Cotton farmers in Mali have reduced their use of toxic pesticides and cut costs through an education project carried out by the UN Food and Agriculture Organization, and partially funded by the European Union.
The UN established field schools to train cotton farmers to use alternative forms of pest control, such as “biopesticides”, which led to a 92% decrease in the use of toxic pesticides.
The researchers carried out the study on the impact of field schools in two Mali regions - Bla, in the south, and nearby Bougoni, where there was no field school.
Only 34% of cotton farmers in the Bla region participated in the programme, suggesting that farmers acted as “catalysts”, spreading the new pest control method themselves by word of mouth or by other means.
The use of the biopesticides, such as neem tree extract, meant that the farmers refrained from using an estimated 47,000 litres of synthesised pesticides, saving them nearly half a million dollars over the study period. The biopesticides, which had no negative impacts on yields, therefore proved to be three times more cost-effective than synthetic pesticides.
The EU is allocating €2.5 million in funding towards a second phase of the Mali cotton project, in collaboration with the FAO and the International Trade Centre.
The Royal Society also published another study showing that some conventional pesticides posed a risk to human health and the environment in West Africa.

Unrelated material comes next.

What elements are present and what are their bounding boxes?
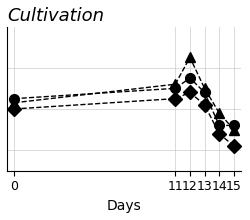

The study measuring pesticide ecological and health risks found that farm workers and their family, including children, were routinely exposed to high concentrations of pesticides known to be toxic, such as methamidophos and dimethoate.
Protective clothing is not frequently used in West Africa and inhabitants and reports of ill health, hospitalization and death due to chemical exposure are not uncommon, the FAO says.